To submit a new-hire announcement, email people@chronicle.com.
Footnote
The Daily Briefing’s recent coverage of a university renaming saga missed an important typographical angle. The Chronicle’s Andrew Mytelka picks up the slack.
Anglo-Saxon made a curious appearance last week in the annals of college marketing. The Mississippi University for Women, which started admitting men 42 years ago, has been trying to come up with a new name that both will help recruit male students and will preserve its longstanding nickname, “The W.”
How do you thread that needle? After all, the W-word is “Women,” and it’s hard to highlight your coed status with “Women” in your name.

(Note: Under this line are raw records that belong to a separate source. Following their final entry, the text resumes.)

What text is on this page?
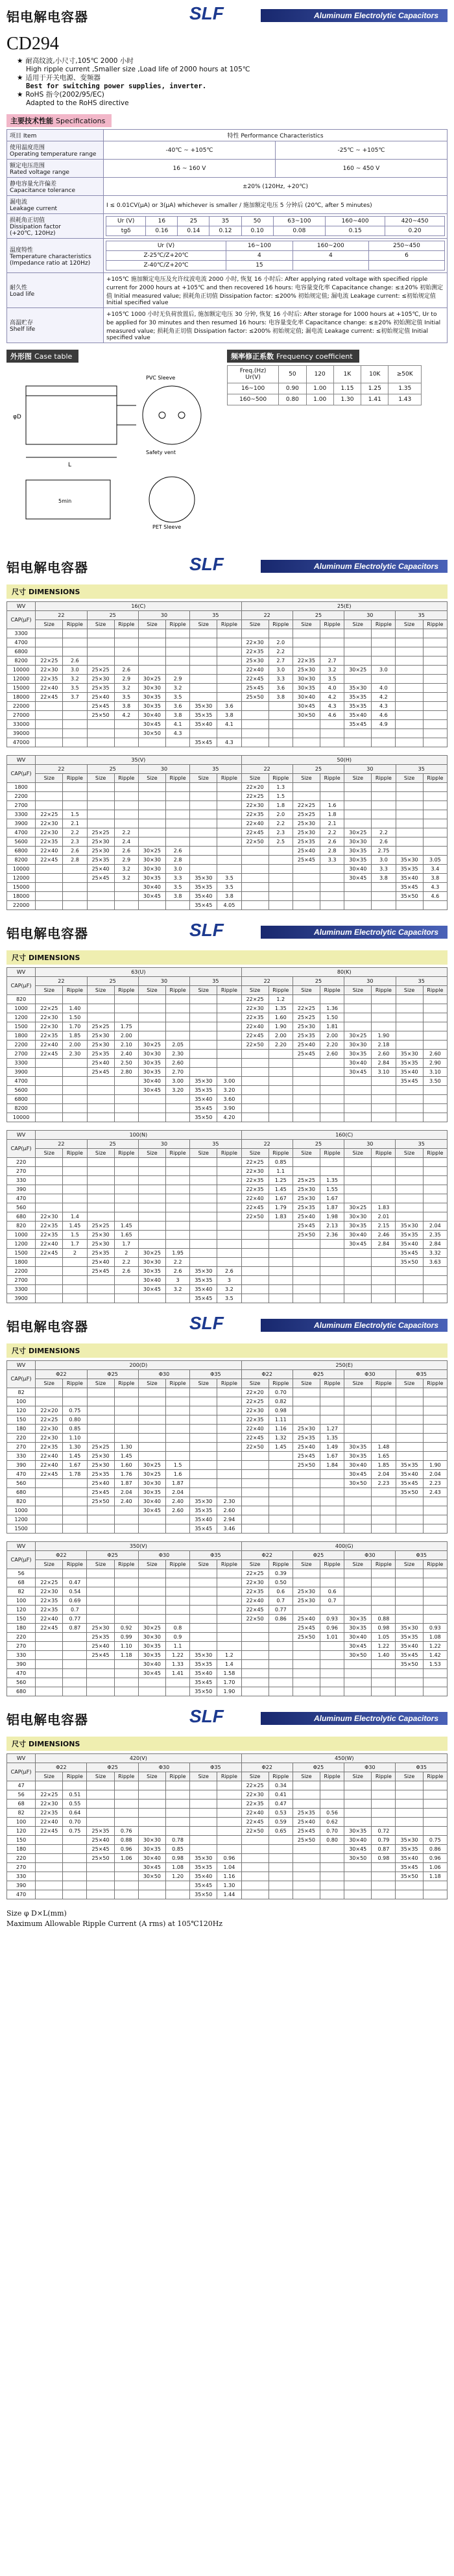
铝电解电容器	SLF	Aluminum Electrolytic Capacitors
CD294
★ 耐高纹波,小尺寸,105℃ 2000 小时
High ripple current ,Smaller size ,Load life of 2000 hours at 105℃
★ 适用于开关电源、变频器
Best for switching power supplies, inverter.
★ RoHS 指令(2002/95/EC)
Adapted to the RoHS directive
主要技术性能 Specifications
项目 Item	特性 Performance Characteristics
使用温度范围
Operating temperature range	-40℃ ~ +105℃	-25℃ ~ +105℃
额定电压范围
Rated voltage range	16 ~ 160 V	160 ~ 450 V
静电容量允许偏差
Capacitance tolerance	±20% (120Hz, +20℃)
漏电流
Leakage current	I ≤ 0.01CV(μA) or 3(μA) whichever is smaller / 施加额定电压 5 分钟后 (20℃, after 5 minutes)
损耗角正切值
Dissipation factor
(+20℃, 120Hz)	
Ur (V)	16	25	35	50	63~100	160~400	420~450
tgδ	0.16	0.14	0.12	0.10	0.08	0.15	0.20

温度特性
Temperature characteristics
(Impedance ratio at 120Hz)	
Ur (V)	16~100	160~200	250~450
Z-25℃/Z+20℃	4	4	6
Z-40℃/Z+20℃	15		

耐久性
Load life	+105℃ 施加额定电压及允许纹波电流 2000 小时, 恢复 16 小时后: After applying rated voltage with specified ripple current for 2000 hours at +105℃ and then recovered 16 hours: 电容量变化率 Capacitance change: ≤±20% 初始测定值 Initial measured value; 损耗角正切值 Dissipation factor: ≤200% 初始规定值; 漏电流 Leakage current: ≤初始规定值 Initial specified value
高温贮存
Shelf life	+105℃ 1000 小时无负荷放置后, 施加额定电压 30 分钟, 恢复 16 小时后: After storage for 1000 hours at +105℃, Ur to be applied for 30 minutes and then resumed 16 hours: 电容量变化率 Capacitance change: ≤±20% 初始测定值 Initial measured value; 损耗角正切值 Dissipation factor: ≤200% 初始规定值; 漏电流 Leakage current: ≤初始规定值 Initial specified value
外形图 Case table
L
φD
PVC Sleeve
Safety vent
5min
PET Sleeve
频率修正系数 Frequency coefficient
Freq.(Hz)
Ur(V)	50	120	1K	10K	≥50K
16~100	0.90	1.00	1.15	1.25	1.35
160~500	0.80	1.00	1.30	1.41	1.43
铝电解电容器	SLF	Aluminum Electrolytic Capacitors
尺寸 DIMENSIONS
WV	16(C)								25(E)							
CAP(μF)	22		25		30		35		22		25		30		35	
	Size	Ripple	Size	Ripple	Size	Ripple	Size	Ripple	Size	Ripple	Size	Ripple	Size	Ripple	Size	Ripple
3300																
4700									22×30	2.0						
6800									22×35	2.2						
8200	22×25	2.6							25×30	2.7	22×35	2.7				
10000	22×30	3.0	25×25	2.6					22×40	3.0	25×30	3.2	30×25	3.0		
12000	22×35	3.2	25×30	2.9	30×25	2.9			22×45	3.3	30×30	3.5				
15000	22×40	3.5	25×35	3.2	30×30	3.2			25×45	3.6	30×35	4.0	35×30	4.0		
18000	22×45	3.7	25×40	3.5	30×35	3.5			25×50	3.8	30×40	4.2	35×35	4.2		
22000			25×45	3.8	30×35	3.6	35×30	3.6			30×45	4.3	35×35	4.3		
27000			25×50	4.2	30×40	3.8	35×35	3.8			30×50	4.6	35×40	4.6		
33000					30×45	4.1	35×40	4.1					35×45	4.9		
39000					30×50	4.3										
47000							35×45	4.3								
WV	35(V)								50(H)							
CAP(μF)	22		25		30		35		22		25		30		35	
	Size	Ripple	Size	Ripple	Size	Ripple	Size	Ripple	Size	Ripple	Size	Ripple	Size	Ripple	Size	Ripple
1800									22×20	1.3						
2200									22×25	1.5						
2700									22×30	1.8	22×25	1.6				
3300	22×25	1.5							22×35	2.0	25×25	1.8				
3900	22×30	2.1							22×40	2.2	25×30	2.1				
4700	22×30	2.2	25×25	2.2					22×45	2.3	25×30	2.2	30×25	2.2		
5600	22×35	2.3	25×30	2.4					22×50	2.5	25×35	2.6	30×30	2.6		
6800	22×40	2.6	25×30	2.6	30×25	2.6					25×40	2.8	30×35	2.75		
8200	22×45	2.8	25×35	2.9	30×30	2.8					25×45	3.3	30×35	3.0	35×30	3.05
10000			25×40	3.2	30×30	3.0							30×40	3.3	35×35	3.4
12000			25×45	3.2	30×35	3.3	35×30	3.5					30×45	3.8	35×40	3.8
15000					30×40	3.5	35×35	3.5							35×45	4.3
18000					30×45	3.8	35×40	3.8							35×50	4.6
22000							35×45	4.05								
铝电解电容器	SLF	Aluminum Electrolytic Capacitors
尺寸 DIMENSIONS
WV	63(U)								80(K)							
CAP(μF)	22		25		30		35		22		25		30		35	
	Size	Ripple	Size	Ripple	Size	Ripple	Size	Ripple	Size	Ripple	Size	Ripple	Size	Ripple	Size	Ripple
820									22×25	1.2						
1000	22×25	1.40							22×30	1.35	22×25	1.36				
1200	22×30	1.50							22×35	1.60	25×25	1.50				
1500	22×30	1.70	25×25	1.75					22×40	1.90	25×30	1.81				
1800	22×35	1.85	25×30	2.00					22×45	2.00	25×35	2.00	30×25	1.90		
2200	22×40	2.00	25×30	2.10	30×25	2.05			22×50	2.20	25×40	2.20	30×30	2.18		
2700	22×45	2.30	25×35	2.40	30×30	2.30					25×45	2.60	30×35	2.60	35×30	2.60
3300			25×40	2.50	30×35	2.60							30×40	2.84	35×35	2.90
3900			25×45	2.80	30×35	2.70							30×45	3.10	35×40	3.10
4700					30×40	3.00	35×30	3.00							35×45	3.50
5600					30×45	3.20	35×35	3.20								
6800							35×40	3.60								
8200							35×45	3.90								
10000							35×50	4.20								
WV	100(N)								160(C)							
CAP(μF)	22		25		30		35		22		25		30		35	
	Size	Ripple	Size	Ripple	Size	Ripple	Size	Ripple	Size	Ripple	Size	Ripple	Size	Ripple	Size	Ripple
220									22×25	0.85						
270									22×30	1.1						
330									22×35	1.25	25×25	1.35				
390									22×35	1.45	25×30	1.55				
470									22×40	1.67	25×30	1.67				
560									22×45	1.79	25×35	1.87	30×25	1.83		
680	22×30	1.4							22×50	1.83	25×40	1.98	30×30	2.01		
820	22×35	1.45	25×25	1.45							25×45	2.13	30×35	2.15	35×30	2.04
1000	22×35	1.5	25×30	1.65							25×50	2.36	30×40	2.46	35×35	2.35
1200	22×40	1.7	25×30	1.7									30×45	2.84	35×40	2.84
1500	22×45	2	25×35	2	30×25	1.95									35×45	3.32
1800			25×40	2.2	30×30	2.2									35×50	3.63
2200			25×45	2.6	30×35	2.6	35×30	2.6								
2700					30×40	3	35×35	3								
3300					30×45	3.2	35×40	3.2								
3900							35×45	3.5								
铝电解电容器	SLF	Aluminum Electrolytic Capacitors
尺寸 DIMENSIONS
WV	200(D)								250(E)							
CAP(μF)	Φ22		Φ25		Φ30		Φ35		Φ22		Φ25		Φ30		Φ35	
	Size	Ripple	Size	Ripple	Size	Ripple	Size	Ripple	Size	Ripple	Size	Ripple	Size	Ripple	Size	Ripple
82									22×20	0.70						
100									22×25	0.82						
120	22×20	0.75							22×30	0.98						
150	22×25	0.80							22×35	1.11						
180	22×30	0.85							22×40	1.16	25×30	1.27				
220	22×30	1.10							22×45	1.32	25×35	1.35				
270	22×35	1.30	25×25	1.30					22×50	1.45	25×40	1.49	30×35	1.48		
330	22×40	1.45	25×30	1.45							25×45	1.67	30×35	1.65		
390	22×40	1.67	25×30	1.60	30×25	1.5					25×50	1.84	30×40	1.85	35×35	1.90
470	22×45	1.78	25×35	1.76	30×25	1.6							30×45	2.04	35×40	2.04
560			25×40	1.87	30×30	1.87							30×50	2.23	35×45	2.23
680			25×45	2.04	30×35	2.04									35×50	2.43
820			25×50	2.40	30×40	2.40	35×30	2.30								
1000					30×45	2.60	35×35	2.60								
1200							35×40	2.94								
1500							35×45	3.46								
WV	350(V)								400(G)							
CAP(μF)	Φ22		Φ25		Φ30		Φ35		Φ22		Φ25		Φ30		Φ35	
	Size	Ripple	Size	Ripple	Size	Ripple	Size	Ripple	Size	Ripple	Size	Ripple	Size	Ripple	Size	Ripple
56									22×25	0.39						
68	22×25	0.47							22×30	0.50						
82	22×30	0.54							22×35	0.6	25×30	0.6				
100	22×35	0.69							22×40	0.7	25×30	0.7				
120	22×35	0.7							22×45	0.77						
150	22×40	0.77							22×50	0.86	25×40	0.93	30×35	0.88		
180	22×45	0.87	25×30	0.92	30×25	0.8					25×45	0.96	30×35	0.98	35×30	0.93
220			25×35	0.99	30×30	0.9					25×50	1.01	30×40	1.05	35×35	1.08
270			25×40	1.10	30×35	1.1							30×45	1.22	35×40	1.22
330			25×45	1.18	30×35	1.22	35×30	1.2					30×50	1.40	35×45	1.42
390					30×40	1.33	35×35	1.4							35×50	1.53
470					30×45	1.41	35×40	1.58								
560							35×45	1.70								
680							35×50	1.90								
铝电解电容器	SLF	Aluminum Electrolytic Capacitors
尺寸 DIMENSIONS
WV	420(V)								450(W)							
CAP(μF)	Φ22		Φ25		Φ30		Φ35		Φ22		Φ25		Φ30		Φ35	
	Size	Ripple	Size	Ripple	Size	Ripple	Size	Ripple	Size	Ripple	Size	Ripple	Size	Ripple	Size	Ripple
47									22×25	0.34						
56	22×25	0.51							22×30	0.41						
68	22×30	0.55							22×35	0.47						
82	22×35	0.64							22×40	0.53	25×35	0.56				
100	22×40	0.70							22×45	0.59	25×40	0.62				
120	22×45	0.75	25×35	0.76					22×50	0.65	25×45	0.70	30×35	0.72		
150			25×40	0.88	30×30	0.78					25×50	0.80	30×40	0.79	35×30	0.75
180			25×45	0.96	30×35	0.85							30×45	0.87	35×35	0.86
220			25×50	1.06	30×40	0.98	35×30	0.96					30×50	0.98	35×40	0.96
270					30×45	1.08	35×35	1.04							35×45	1.06
330					30×50	1.20	35×40	1.16							35×50	1.18
390							35×45	1.30								
470							35×50	1.44								
Size φ D×L(mm)
Maximum Allowable Ripple Current (A rms) at 105℃120Hz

The solution, the public university said last week, is to reach back more than 1,000 years and use an archaic form of the letter w — a wyn, or ƿ — that looks like a p but isn’t one. Like several other letters in the Anglo-Saxon alphabet, ƿ is now obsolete.
Presto! The institution’s proposed new name is Wynbridge State University of Mississippi. According to a news release, the name “creatively pairs the Old English word for ‘W,’ using it as a ‘bridge’ that connects past, present, and future W graduates.”
If the state Legislature goes along with the proposal, will students at the W appreciate the modern antiquity, the contemporary obsolescence, of their alma mater? Hƿā ƿāt? Who knows?